# Composite to Component Upconversion



## poni02 (Jul 19, 2009)

My customer purchased a Pioneer LD/DVD player ($900) unit, which he wants me to integrate into a distributed video system, using a component video matrix switch. The thing is, this awfully expensive unit does not up-convert LD to component video! Ridiculous as it is, I have to find a composite to component up-converter... Does anyone have any experience with products of this type? The cheaper the better, considering that my customer already spent close to a grand for an obsolete technology...

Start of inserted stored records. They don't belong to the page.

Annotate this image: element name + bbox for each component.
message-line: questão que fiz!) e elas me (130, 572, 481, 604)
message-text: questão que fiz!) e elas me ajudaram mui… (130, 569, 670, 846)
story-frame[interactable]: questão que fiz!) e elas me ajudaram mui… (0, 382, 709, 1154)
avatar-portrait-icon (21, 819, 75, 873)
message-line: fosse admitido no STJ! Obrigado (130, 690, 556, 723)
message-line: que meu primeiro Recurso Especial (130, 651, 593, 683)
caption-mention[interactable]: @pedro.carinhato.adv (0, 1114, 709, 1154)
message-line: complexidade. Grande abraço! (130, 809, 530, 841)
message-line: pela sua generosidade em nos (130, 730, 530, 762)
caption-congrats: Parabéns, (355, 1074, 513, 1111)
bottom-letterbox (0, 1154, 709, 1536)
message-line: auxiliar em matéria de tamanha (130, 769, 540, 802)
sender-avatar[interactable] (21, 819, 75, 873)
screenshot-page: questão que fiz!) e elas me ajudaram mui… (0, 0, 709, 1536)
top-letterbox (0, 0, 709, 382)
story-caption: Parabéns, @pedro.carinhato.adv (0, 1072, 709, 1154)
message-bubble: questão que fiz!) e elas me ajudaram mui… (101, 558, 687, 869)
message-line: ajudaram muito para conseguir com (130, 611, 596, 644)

Thank you for any input on this issue.


----------



## Mike P. (Apr 6, 2007)

I believe all Pioneer DVD/LD players have component video output . I'm not sure why you want composite to component?


----------



## poni02 (Jul 19, 2009)

Yes Mike, you are right. The device does have a component output. Unfortunately, it only transfers video from the DVD player, you have to use composite or s-video for the LD side. It is ridiculous, I even talked to Pioneer, you'd think that for this much $$$ they would make sure all is output through component, they said that an older model was built the same way, so they didn't bother changing anything... (An older model? What did they change then, ha ha). Anyways, it does not feed LD through component video. That is why I need help. 
Thanks


----------



## Mike P. (Apr 6, 2007)

I agree it is ridiculous. You'll need a composite to component video scaler.


----------